The first part of the path leads trough little forests.
 Quite a lot of people were on the path and some of them were runners (training for Esja Ultra?!). And then there was a young tourist couple walking up, both in chucks, tight jeans and thin jackets wearing trash bags over them against the rain, the girl with a huge fabric backpack without any suspender belt. Really, I do understand why the rescue teams are so often busy picking up tourists which are half frozen to death from some mountains!
But unfortunately, we didn't make it ourselves to the top. It was windy and it started raining, raining a lot. After only half an hour the rain had make its way through the good layer of rain clothes and we were wet, the wind pressing the wet cold clothes against our skin. The view on Reykjavik was ... non existing.
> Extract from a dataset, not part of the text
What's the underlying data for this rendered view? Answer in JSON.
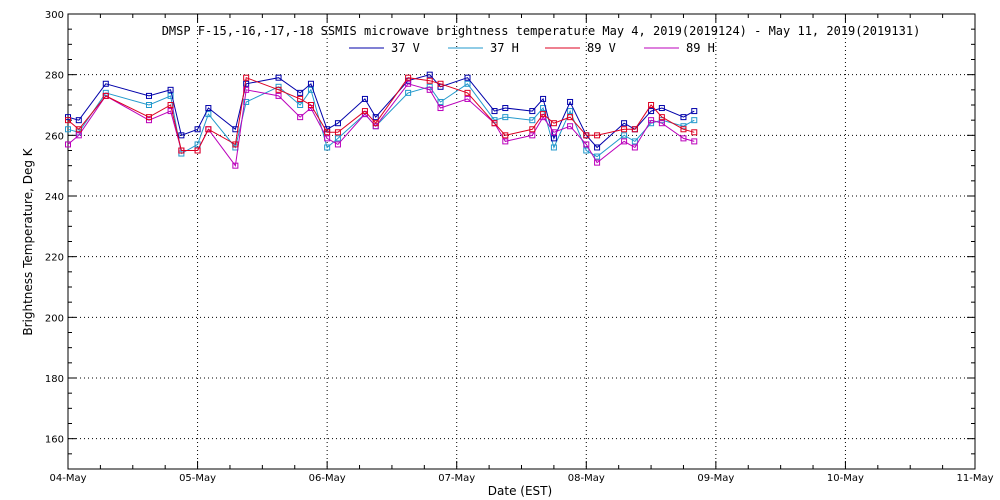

The whole landscape beneath us was veiled by thick grey clouds and with no "great view award" ahead of us we decided to turn around and go back.
So we did not challenge the mountain but instead the weather challenged us. (And never never challenge back the weather in Iceland!) Here are some pictures anyway. To be continued on a clear day, I hope. 
Gauti trying to look at Reykjavik which was veiled in grey thick clouds.

A beautiful creek higher up the mountain.

Gauti waiting for turning back (but I was busy challenging the lense of my camera to take a picture in the pouring rain ...).